*Participants*
Keith Hazelton -- Wisconsin (chair)
Tom Barton -- Chicago
Steve Olshansky -- Internet2
Todd Piket -- Michigan Tech
Barry Ribbeck -- UTHSC-H
Bob Talda -- Cornell
Nate Klingenstein -- Internet2 (scribe)
*Discussion*
eduPerson E-mail Attributes
A thread of e-mails had preceeded the call on this topic which Bob aggregated into a single document, bringing it before the group as a whole seeking direction.
Tom "has a real sympathy" with the fact that looking for a unique e-mail for someone is a lot like looking for a unique identifier. This is compounded by the fact that a lot of the world and a lot of applications treat e-mail as a primary identifier for lack of a broadly deployed true identifier. The explicit goal of the sip.edu effort is to leverage e-mail addresses as identifiers for phoning people. Barry can think of several other important applications that would rely on a unique institutional e-mail address. S/MIME, which leverages PKI to sign e-mail, requires the ability to consistently look up a certificate provided the e-mail imbedded in a message. "The long-term answer is to fix the stupid clients, but the answer right now is, the e-mail field in the cert you were given has to be the e-mail address in the "from" field." The additional Reply-To field is not affected. Mail forwarding is another issue. There are known advantages to having a layer of indirection between the publically available e-mail address and internally or institutionally available addresses, although this requires some technical and policy work. One persistent issue is whether it is fair to require every individual associated with a campus to be able to receive mail at an e-mail address, and, if so, at which point in the admittance/hiring process does this requirement come into effect?
Unique Addresses
This tailed into another discussion about the different mechanisms by which a unique e-mail address could be generated for every individual on the campus while maintaining some degree of consistency. Barry talked of a formal group presented with a number of different solutions, which were framed within the context of the scale of any given institution. For vanity and other purposes, they settled on first.middleinitial.last@institution. This led to a collision rate with the scale of their namespace on the order of 1 or 2 within 10,000. Citing a particularly surprising example, they hosted two "Bulent Dojent"s, who were not related in any way and didn't even come from the same country.

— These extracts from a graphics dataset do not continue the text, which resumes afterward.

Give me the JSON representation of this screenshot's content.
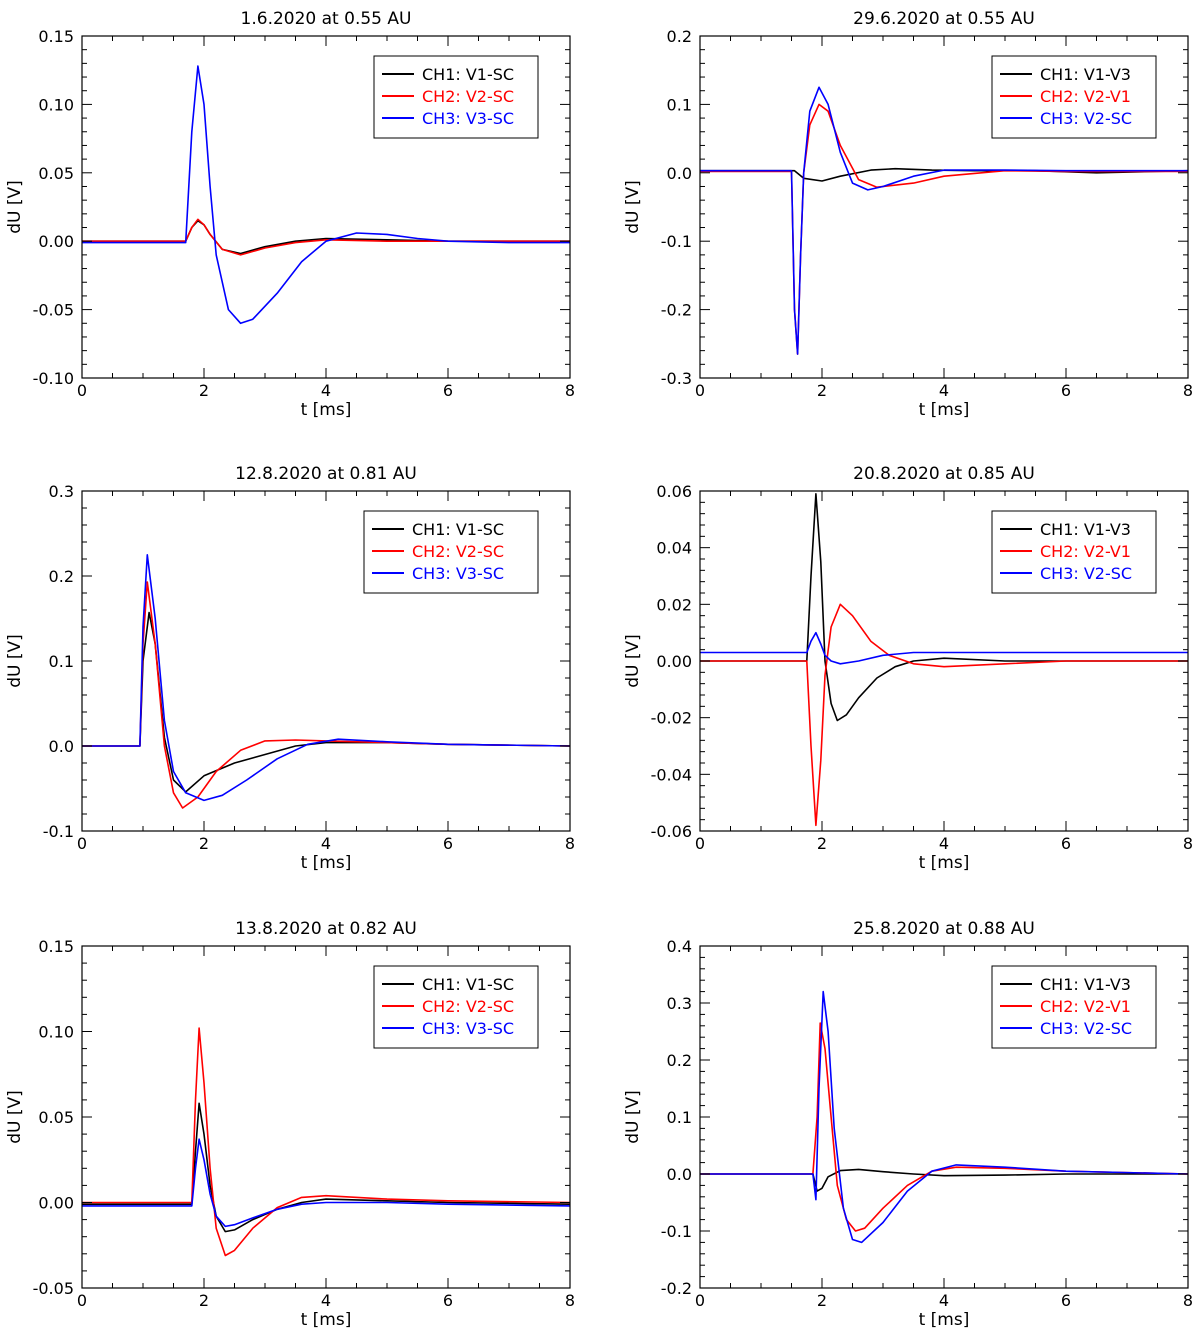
{
  "figure": {
    "panel_count": 6
  },
  "colors": {
    "ch1": "#000000",
    "ch2": "#ff0000",
    "ch3": "#0000ff"
  },
  "chart_data": [
    {
      "type": "line",
      "title": "1.6.2020 at 0.55 AU",
      "xlabel": "t [ms]",
      "ylabel": "dU [V]",
      "xlim": [
        0,
        8
      ],
      "ylim": [
        -0.1,
        0.15
      ],
      "xticks": [
        0,
        2,
        4,
        6,
        8
      ],
      "xtick_labels": [
        "0",
        "2",
        "4",
        "6",
        "8"
      ],
      "yticks": [
        -0.1,
        -0.05,
        0.0,
        0.05,
        0.1,
        0.15
      ],
      "ytick_labels": [
        "-0.10",
        "-0.05",
        "0.00",
        "0.05",
        "0.10",
        "0.15"
      ],
      "legend": {
        "position": "top-right",
        "entries": [
          "CH1: V1-SC",
          "CH2: V2-SC",
          "CH3: V3-SC"
        ]
      },
      "series": [
        {
          "name": "CH1: V1-SC",
          "color": "#000000",
          "x": [
            0,
            1.7,
            1.8,
            1.9,
            2.0,
            2.1,
            2.3,
            2.6,
            3.0,
            3.5,
            4.0,
            5.0,
            6.0,
            8.0
          ],
          "y": [
            0,
            0.0,
            0.01,
            0.015,
            0.012,
            0.005,
            -0.006,
            -0.009,
            -0.004,
            0.0,
            0.002,
            0.001,
            0,
            0
          ]
        },
        {
          "name": "CH2: V2-SC",
          "color": "#ff0000",
          "x": [
            0,
            1.7,
            1.8,
            1.9,
            2.0,
            2.1,
            2.3,
            2.6,
            3.0,
            3.5,
            4.0,
            5.0,
            6.0,
            8.0
          ],
          "y": [
            0,
            0.0,
            0.01,
            0.016,
            0.012,
            0.005,
            -0.006,
            -0.01,
            -0.005,
            -0.001,
            0.001,
            0.0,
            0,
            0
          ]
        },
        {
          "name": "CH3: V3-SC",
          "color": "#0000ff",
          "x": [
            0,
            1.7,
            1.8,
            1.9,
            2.0,
            2.1,
            2.2,
            2.4,
            2.6,
            2.8,
            3.2,
            3.6,
            4.0,
            4.5,
            5.0,
            5.5,
            6.0,
            7.0,
            8.0
          ],
          "y": [
            -0.001,
            -0.001,
            0.08,
            0.128,
            0.1,
            0.04,
            -0.01,
            -0.05,
            -0.06,
            -0.057,
            -0.038,
            -0.015,
            0.0,
            0.006,
            0.005,
            0.002,
            0.0,
            -0.001,
            -0.001
          ]
        }
      ]
    },
    {
      "type": "line",
      "title": "29.6.2020 at 0.55 AU",
      "xlabel": "t [ms]",
      "ylabel": "dU [V]",
      "xlim": [
        0,
        8
      ],
      "ylim": [
        -0.3,
        0.2
      ],
      "xticks": [
        0,
        2,
        4,
        6,
        8
      ],
      "xtick_labels": [
        "0",
        "2",
        "4",
        "6",
        "8"
      ],
      "yticks": [
        -0.3,
        -0.2,
        -0.1,
        0.0,
        0.1,
        0.2
      ],
      "ytick_labels": [
        "-0.3",
        "-0.2",
        "-0.1",
        "0.0",
        "0.1",
        "0.2"
      ],
      "legend": {
        "position": "top-right",
        "entries": [
          "CH1: V1-V3",
          "CH2: V2-V1",
          "CH3: V2-SC"
        ]
      },
      "series": [
        {
          "name": "CH1: V1-V3",
          "color": "#000000",
          "x": [
            0,
            1.55,
            1.7,
            2.0,
            2.3,
            2.8,
            3.2,
            3.8,
            4.5,
            5.5,
            6.5,
            8.0
          ],
          "y": [
            0.003,
            0.003,
            -0.008,
            -0.012,
            -0.005,
            0.004,
            0.006,
            0.004,
            0.003,
            0.003,
            0.0,
            0.003
          ]
        },
        {
          "name": "CH2: V2-V1",
          "color": "#ff0000",
          "x": [
            0,
            1.5,
            1.55,
            1.6,
            1.65,
            1.7,
            1.8,
            1.95,
            2.1,
            2.3,
            2.6,
            2.9,
            3.5,
            4.0,
            5.0,
            6.0,
            8.0
          ],
          "y": [
            0.002,
            0.002,
            -0.2,
            -0.265,
            -0.12,
            0.0,
            0.07,
            0.1,
            0.09,
            0.04,
            -0.01,
            -0.021,
            -0.015,
            -0.005,
            0.003,
            0.002,
            0.002
          ]
        },
        {
          "name": "CH3: V2-SC",
          "color": "#0000ff",
          "x": [
            0,
            1.5,
            1.55,
            1.6,
            1.65,
            1.7,
            1.8,
            1.95,
            2.1,
            2.3,
            2.5,
            2.75,
            3.0,
            3.5,
            4.0,
            5.0,
            6.0,
            8.0
          ],
          "y": [
            0.003,
            0.003,
            -0.2,
            -0.265,
            -0.12,
            0.0,
            0.09,
            0.125,
            0.1,
            0.03,
            -0.015,
            -0.025,
            -0.02,
            -0.005,
            0.004,
            0.004,
            0.003,
            0.003
          ]
        }
      ]
    },
    {
      "type": "line",
      "title": "12.8.2020 at 0.81 AU",
      "xlabel": "t [ms]",
      "ylabel": "dU [V]",
      "xlim": [
        0,
        8
      ],
      "ylim": [
        -0.1,
        0.3
      ],
      "xticks": [
        0,
        2,
        4,
        6,
        8
      ],
      "xtick_labels": [
        "0",
        "2",
        "4",
        "6",
        "8"
      ],
      "yticks": [
        -0.1,
        0.0,
        0.1,
        0.2,
        0.3
      ],
      "ytick_labels": [
        "-0.1",
        "0.0",
        "0.1",
        "0.2",
        "0.3"
      ],
      "legend": {
        "position": "top-right",
        "entries": [
          "CH1: V1-SC",
          "CH2: V2-SC",
          "CH3: V3-SC"
        ]
      },
      "series": [
        {
          "name": "CH1: V1-SC",
          "color": "#000000",
          "x": [
            0,
            0.95,
            1.0,
            1.1,
            1.2,
            1.35,
            1.5,
            1.7,
            2.0,
            2.5,
            3.0,
            3.5,
            4.0,
            5.0,
            6.0,
            8.0
          ],
          "y": [
            0,
            0,
            0.1,
            0.157,
            0.12,
            0.01,
            -0.04,
            -0.054,
            -0.035,
            -0.02,
            -0.01,
            0.0,
            0.004,
            0.004,
            0.002,
            0
          ]
        },
        {
          "name": "CH2: V2-SC",
          "color": "#ff0000",
          "x": [
            0,
            0.95,
            1.0,
            1.07,
            1.2,
            1.35,
            1.5,
            1.65,
            1.9,
            2.2,
            2.6,
            3.0,
            3.5,
            4.0,
            5.0,
            6.0,
            8.0
          ],
          "y": [
            0,
            0,
            0.12,
            0.193,
            0.12,
            0.0,
            -0.055,
            -0.073,
            -0.06,
            -0.03,
            -0.005,
            0.006,
            0.007,
            0.006,
            0.004,
            0.002,
            0
          ]
        },
        {
          "name": "CH3: V3-SC",
          "color": "#0000ff",
          "x": [
            0,
            0.95,
            1.0,
            1.07,
            1.2,
            1.35,
            1.5,
            1.7,
            2.0,
            2.3,
            2.7,
            3.2,
            3.7,
            4.2,
            5.0,
            6.0,
            8.0
          ],
          "y": [
            0,
            0,
            0.14,
            0.225,
            0.15,
            0.03,
            -0.03,
            -0.055,
            -0.064,
            -0.058,
            -0.04,
            -0.015,
            0.002,
            0.008,
            0.005,
            0.002,
            0
          ]
        }
      ]
    },
    {
      "type": "line",
      "title": "20.8.2020 at 0.85 AU",
      "xlabel": "t [ms]",
      "ylabel": "dU [V]",
      "xlim": [
        0,
        8
      ],
      "ylim": [
        -0.06,
        0.06
      ],
      "xticks": [
        0,
        2,
        4,
        6,
        8
      ],
      "xtick_labels": [
        "0",
        "2",
        "4",
        "6",
        "8"
      ],
      "yticks": [
        -0.06,
        -0.04,
        -0.02,
        0.0,
        0.02,
        0.04,
        0.06
      ],
      "ytick_labels": [
        "-0.06",
        "-0.04",
        "-0.02",
        "0.00",
        "0.02",
        "0.04",
        "0.06"
      ],
      "legend": {
        "position": "top-right",
        "entries": [
          "CH1: V1-V3",
          "CH2: V2-V1",
          "CH3: V2-SC"
        ]
      },
      "series": [
        {
          "name": "CH1: V1-V3",
          "color": "#000000",
          "x": [
            0,
            1.75,
            1.82,
            1.9,
            1.98,
            2.05,
            2.15,
            2.25,
            2.4,
            2.6,
            2.9,
            3.2,
            3.5,
            4.0,
            5.0,
            6.0,
            8.0
          ],
          "y": [
            0,
            0,
            0.03,
            0.059,
            0.035,
            0.0,
            -0.015,
            -0.021,
            -0.019,
            -0.013,
            -0.006,
            -0.002,
            0.0,
            0.001,
            0.0,
            0,
            0
          ]
        },
        {
          "name": "CH2: V2-V1",
          "color": "#ff0000",
          "x": [
            0,
            1.75,
            1.82,
            1.9,
            1.98,
            2.05,
            2.15,
            2.3,
            2.5,
            2.8,
            3.1,
            3.5,
            4.0,
            5.0,
            6.0,
            8.0
          ],
          "y": [
            0,
            0,
            -0.03,
            -0.058,
            -0.035,
            -0.005,
            0.012,
            0.02,
            0.016,
            0.007,
            0.002,
            -0.001,
            -0.002,
            -0.001,
            0,
            0
          ]
        },
        {
          "name": "CH3: V2-SC",
          "color": "#0000ff",
          "x": [
            0,
            1.75,
            1.82,
            1.9,
            1.98,
            2.05,
            2.15,
            2.3,
            2.6,
            3.0,
            3.5,
            4.0,
            5.0,
            6.0,
            8.0
          ],
          "y": [
            0.003,
            0.003,
            0.007,
            0.01,
            0.006,
            0.002,
            0.0,
            -0.001,
            0.0,
            0.002,
            0.003,
            0.003,
            0.003,
            0.003,
            0.003
          ]
        }
      ]
    },
    {
      "type": "line",
      "title": "13.8.2020 at 0.82 AU",
      "xlabel": "t [ms]",
      "ylabel": "dU [V]",
      "xlim": [
        0,
        8
      ],
      "ylim": [
        -0.05,
        0.15
      ],
      "xticks": [
        0,
        2,
        4,
        6,
        8
      ],
      "xtick_labels": [
        "0",
        "2",
        "4",
        "6",
        "8"
      ],
      "yticks": [
        -0.05,
        0.0,
        0.05,
        0.1,
        0.15
      ],
      "ytick_labels": [
        "-0.05",
        "0.00",
        "0.05",
        "0.10",
        "0.15"
      ],
      "legend": {
        "position": "top-right",
        "entries": [
          "CH1: V1-SC",
          "CH2: V2-SC",
          "CH3: V3-SC"
        ]
      },
      "series": [
        {
          "name": "CH1: V1-SC",
          "color": "#000000",
          "x": [
            0,
            1.8,
            1.86,
            1.92,
            2.0,
            2.1,
            2.2,
            2.35,
            2.5,
            2.8,
            3.2,
            3.6,
            4.0,
            5.0,
            6.0,
            8.0
          ],
          "y": [
            -0.001,
            -0.001,
            0.03,
            0.058,
            0.04,
            0.01,
            -0.008,
            -0.017,
            -0.016,
            -0.01,
            -0.004,
            0.0,
            0.002,
            0.001,
            0.0,
            -0.001
          ]
        },
        {
          "name": "CH2: V2-SC",
          "color": "#ff0000",
          "x": [
            0,
            1.8,
            1.86,
            1.92,
            2.0,
            2.1,
            2.2,
            2.35,
            2.5,
            2.8,
            3.2,
            3.6,
            4.0,
            5.0,
            6.0,
            8.0
          ],
          "y": [
            0.0,
            0.0,
            0.06,
            0.102,
            0.07,
            0.02,
            -0.015,
            -0.031,
            -0.028,
            -0.015,
            -0.003,
            0.003,
            0.004,
            0.002,
            0.001,
            0.0
          ]
        },
        {
          "name": "CH3: V3-SC",
          "color": "#0000ff",
          "x": [
            0,
            1.8,
            1.86,
            1.92,
            2.0,
            2.1,
            2.2,
            2.35,
            2.5,
            2.8,
            3.2,
            3.6,
            4.0,
            5.0,
            6.0,
            8.0
          ],
          "y": [
            -0.002,
            -0.002,
            0.02,
            0.037,
            0.025,
            0.005,
            -0.008,
            -0.014,
            -0.013,
            -0.009,
            -0.004,
            -0.001,
            0.0,
            0.0,
            -0.001,
            -0.002
          ]
        }
      ]
    },
    {
      "type": "line",
      "title": "25.8.2020 at 0.88 AU",
      "xlabel": "t [ms]",
      "ylabel": "dU [V]",
      "xlim": [
        0,
        8
      ],
      "ylim": [
        -0.2,
        0.4
      ],
      "xticks": [
        0,
        2,
        4,
        6,
        8
      ],
      "xtick_labels": [
        "0",
        "2",
        "4",
        "6",
        "8"
      ],
      "yticks": [
        -0.2,
        -0.1,
        0.0,
        0.1,
        0.2,
        0.3,
        0.4
      ],
      "ytick_labels": [
        "-0.2",
        "-0.1",
        "0.0",
        "0.1",
        "0.2",
        "0.3",
        "0.4"
      ],
      "legend": {
        "position": "top-right",
        "entries": [
          "CH1: V1-V3",
          "CH2: V2-V1",
          "CH3: V2-SC"
        ]
      },
      "series": [
        {
          "name": "CH1: V1-V3",
          "color": "#000000",
          "x": [
            0,
            1.85,
            1.92,
            2.0,
            2.1,
            2.3,
            2.6,
            3.0,
            3.5,
            4.0,
            5.0,
            6.0,
            8.0
          ],
          "y": [
            0.0,
            0.0,
            -0.03,
            -0.025,
            -0.005,
            0.006,
            0.008,
            0.004,
            0.0,
            -0.003,
            -0.002,
            0.0,
            0.0
          ]
        },
        {
          "name": "CH2: V2-V1",
          "color": "#ff0000",
          "x": [
            0,
            1.85,
            1.92,
            1.97,
            2.05,
            2.15,
            2.25,
            2.4,
            2.55,
            2.7,
            3.0,
            3.4,
            3.8,
            4.2,
            5.0,
            6.0,
            8.0
          ],
          "y": [
            0.0,
            0.0,
            0.1,
            0.265,
            0.22,
            0.1,
            -0.02,
            -0.08,
            -0.1,
            -0.095,
            -0.06,
            -0.02,
            0.005,
            0.012,
            0.01,
            0.005,
            0.0
          ]
        },
        {
          "name": "CH3: V2-SC",
          "color": "#0000ff",
          "x": [
            0,
            1.85,
            1.9,
            1.95,
            2.02,
            2.1,
            2.2,
            2.35,
            2.5,
            2.65,
            3.0,
            3.4,
            3.8,
            4.2,
            5.0,
            6.0,
            8.0
          ],
          "y": [
            0.0,
            0.0,
            -0.045,
            0.15,
            0.32,
            0.25,
            0.08,
            -0.06,
            -0.115,
            -0.12,
            -0.085,
            -0.03,
            0.005,
            0.016,
            0.012,
            0.005,
            0.0
          ]
        }
      ]
    }
  ]
}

When the inevitable collision occurred, a .uniquifier was slapped after "last". There were also workarounds to accommodate extremely long names anyway, increasing the necessity for this provisioning. It's also not clear that it is even okay to include an individual's legal name in their e-mail address, because at this point there are concerns that it would be considered directory information under FERPA. That would require the campus to suppress this information somehow, and lead directly to opaque usernames.
Use of e-mail as a primary identifier may prove to be an ugly-but-necessary approach because there will be many application issues if it isn't: maybe Sympa won't integrate well with your Shibboleth origin, or S/MIME won't work well, or it won't be possible to dial a SIP phone using e-mail. In most cases on the web these days, the required unique field is e-mail because it's globally unique and guarantees one account, which is usually owned by one individual. An individual can keep multiple, which may or may not be desirable.
Pick your Own?
Chicago has been using very successfully for a long time a process that allows users to self-select e-mail addresses; Michigan Tech is migrating to this model now. Keith likes this approach, too, though it has its downsides; it is difficult to assign e-mail addresses, and there are some cases in which it would be desirable to know a user's username before they have claimed an e-mail address. If a temporary is given, then it must be changed in all the systems; similarly, if the user decides to change their selection, changing a username is painful, poorly automated, and error-prone.
Deliverables
There are two primary documents that could come out of this: additional eduPerson attributes related to institutional e-mail address, which may or may not then be used as an identifier depending on subsequent discussion, and a best practices for e-mail and identifier assignment on campus.